I’ve always had a rough time coming up with names for characters. When I write non-fiction, it seems simpler. The people I am writing about already have a name–there is no need for me to create one. But to be honest, many of the fictional characters I write about are also based on people that I have met throughout my life, so for me, it isn’t really about whether the name is real or not but that it fits the character.
But how does a writer do that? When I think about names like Harry Potter or Huck Finn, I wonder how the authors that developed those characters knew that the names they had chosen perfectly fit the characters they were given to. Maybe a name like that is a stroke of luck, but through my own research and questioning, I have discovered a few tips to increase your chances of finding that perfect fit:
1) Research Root Meanings
A rose by any other name would smell as sweet. – Romeo and Juliet
Shakespeare may be right about a rose’s smell, but I beg to differ about the importance of names. Sure, names can be random. Celebrities like Gwyneth Paltrow and Sylvester Stallone named their kids Apple and Sage Moonblood. And while, like any good English major, I could sit here and create some obscure way in which these names represent the people they belong to, a good writer shouldn’t have to explain that meaning (nor should they ever pick names like Apple or Sage Moonblood–unless, you know, being weird is what you’re going for).
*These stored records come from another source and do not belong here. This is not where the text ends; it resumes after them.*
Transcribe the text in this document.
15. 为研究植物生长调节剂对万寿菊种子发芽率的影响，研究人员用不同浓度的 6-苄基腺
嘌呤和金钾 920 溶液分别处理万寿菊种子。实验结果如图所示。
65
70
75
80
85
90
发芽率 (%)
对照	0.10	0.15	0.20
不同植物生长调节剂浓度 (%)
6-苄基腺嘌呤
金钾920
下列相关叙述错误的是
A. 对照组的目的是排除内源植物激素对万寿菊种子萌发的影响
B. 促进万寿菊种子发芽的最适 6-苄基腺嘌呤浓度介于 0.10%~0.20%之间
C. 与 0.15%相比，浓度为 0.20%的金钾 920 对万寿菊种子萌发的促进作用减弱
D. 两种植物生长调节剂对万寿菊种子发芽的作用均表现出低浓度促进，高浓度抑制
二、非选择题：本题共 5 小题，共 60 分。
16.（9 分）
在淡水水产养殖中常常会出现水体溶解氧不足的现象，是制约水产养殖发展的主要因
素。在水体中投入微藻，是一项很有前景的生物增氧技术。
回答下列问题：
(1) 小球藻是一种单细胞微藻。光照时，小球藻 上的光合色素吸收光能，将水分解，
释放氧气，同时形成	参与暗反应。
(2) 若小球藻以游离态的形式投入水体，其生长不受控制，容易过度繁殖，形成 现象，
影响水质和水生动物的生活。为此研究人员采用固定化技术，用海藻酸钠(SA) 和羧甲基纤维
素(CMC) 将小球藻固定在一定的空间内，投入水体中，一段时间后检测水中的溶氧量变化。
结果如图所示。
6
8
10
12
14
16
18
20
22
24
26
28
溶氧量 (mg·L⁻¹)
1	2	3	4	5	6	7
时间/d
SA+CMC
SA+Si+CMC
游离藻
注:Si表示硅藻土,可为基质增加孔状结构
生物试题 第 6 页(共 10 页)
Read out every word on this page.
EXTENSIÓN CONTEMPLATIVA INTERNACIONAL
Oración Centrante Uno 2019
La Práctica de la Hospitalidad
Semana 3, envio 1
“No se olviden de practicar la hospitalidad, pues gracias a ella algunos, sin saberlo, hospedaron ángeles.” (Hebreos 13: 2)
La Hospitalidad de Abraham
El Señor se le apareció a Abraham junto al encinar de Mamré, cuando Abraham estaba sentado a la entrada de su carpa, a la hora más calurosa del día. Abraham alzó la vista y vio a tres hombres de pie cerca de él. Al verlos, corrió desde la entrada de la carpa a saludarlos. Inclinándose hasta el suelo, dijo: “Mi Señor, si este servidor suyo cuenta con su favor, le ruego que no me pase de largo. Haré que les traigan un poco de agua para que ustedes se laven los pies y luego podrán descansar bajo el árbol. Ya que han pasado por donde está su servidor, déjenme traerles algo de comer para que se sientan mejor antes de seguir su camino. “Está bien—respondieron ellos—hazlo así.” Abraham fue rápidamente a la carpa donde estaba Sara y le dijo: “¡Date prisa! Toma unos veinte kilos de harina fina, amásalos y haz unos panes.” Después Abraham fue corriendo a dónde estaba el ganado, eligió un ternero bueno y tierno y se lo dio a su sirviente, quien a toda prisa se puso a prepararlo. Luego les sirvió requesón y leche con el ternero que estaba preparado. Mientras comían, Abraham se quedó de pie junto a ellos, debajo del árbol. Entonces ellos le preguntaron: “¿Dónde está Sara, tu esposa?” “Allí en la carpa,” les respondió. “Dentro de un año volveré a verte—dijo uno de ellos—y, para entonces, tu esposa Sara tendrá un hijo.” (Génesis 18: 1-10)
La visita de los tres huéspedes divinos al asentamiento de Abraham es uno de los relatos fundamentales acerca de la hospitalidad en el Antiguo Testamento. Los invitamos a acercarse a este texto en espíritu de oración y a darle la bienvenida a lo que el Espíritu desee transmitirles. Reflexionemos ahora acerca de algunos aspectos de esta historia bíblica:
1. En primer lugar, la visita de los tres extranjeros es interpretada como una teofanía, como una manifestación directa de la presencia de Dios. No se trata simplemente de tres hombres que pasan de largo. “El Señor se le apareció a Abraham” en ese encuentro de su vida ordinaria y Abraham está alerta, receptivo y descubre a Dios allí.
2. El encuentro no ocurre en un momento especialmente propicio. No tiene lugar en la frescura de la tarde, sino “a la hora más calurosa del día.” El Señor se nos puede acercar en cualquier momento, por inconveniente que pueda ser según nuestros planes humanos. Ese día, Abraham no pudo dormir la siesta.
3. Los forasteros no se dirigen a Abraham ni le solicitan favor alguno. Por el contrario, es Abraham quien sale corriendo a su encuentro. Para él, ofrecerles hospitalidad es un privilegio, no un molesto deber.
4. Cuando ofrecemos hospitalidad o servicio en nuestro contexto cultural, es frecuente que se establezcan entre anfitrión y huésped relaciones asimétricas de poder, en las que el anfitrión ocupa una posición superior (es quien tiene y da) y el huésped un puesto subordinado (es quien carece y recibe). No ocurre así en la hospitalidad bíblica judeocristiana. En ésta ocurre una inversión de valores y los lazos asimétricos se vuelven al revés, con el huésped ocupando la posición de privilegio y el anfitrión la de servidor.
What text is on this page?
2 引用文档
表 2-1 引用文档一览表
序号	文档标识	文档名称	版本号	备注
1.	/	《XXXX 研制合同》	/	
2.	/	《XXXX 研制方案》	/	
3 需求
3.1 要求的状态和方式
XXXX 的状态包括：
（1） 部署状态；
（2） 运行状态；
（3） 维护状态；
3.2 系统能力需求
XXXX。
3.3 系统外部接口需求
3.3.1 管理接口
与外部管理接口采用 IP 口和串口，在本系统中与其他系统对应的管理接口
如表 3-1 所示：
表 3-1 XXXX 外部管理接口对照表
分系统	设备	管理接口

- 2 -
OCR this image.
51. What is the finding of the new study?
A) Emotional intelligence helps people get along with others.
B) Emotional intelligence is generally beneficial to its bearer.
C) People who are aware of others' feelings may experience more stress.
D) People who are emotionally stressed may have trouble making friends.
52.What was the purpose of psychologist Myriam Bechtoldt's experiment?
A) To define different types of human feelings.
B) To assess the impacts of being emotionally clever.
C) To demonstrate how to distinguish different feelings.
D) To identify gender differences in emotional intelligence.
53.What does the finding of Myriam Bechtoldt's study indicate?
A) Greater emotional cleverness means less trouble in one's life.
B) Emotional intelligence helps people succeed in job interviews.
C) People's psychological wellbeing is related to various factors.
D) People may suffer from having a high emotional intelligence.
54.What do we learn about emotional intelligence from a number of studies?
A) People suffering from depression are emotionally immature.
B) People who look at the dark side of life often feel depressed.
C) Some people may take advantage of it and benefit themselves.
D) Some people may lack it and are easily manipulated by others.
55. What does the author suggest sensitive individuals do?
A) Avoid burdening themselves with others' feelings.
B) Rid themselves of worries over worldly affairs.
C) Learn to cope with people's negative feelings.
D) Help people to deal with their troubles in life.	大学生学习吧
So how do you choose a name that means something?
One way to do this is by researching the root meanings of names. As Brian A. Klems writes in his article “The 7 Rules of Choosing Names for Fictional Characters:”
It’s better to call a character Caleb, which means ‘faithful’ or ‘faithful dog,’ than to overkill it by naming him Loyal or Goodman—unless you want that for comic/ironic purposes. Some readers will know the name’s root meaning, but those who don’t might sense it.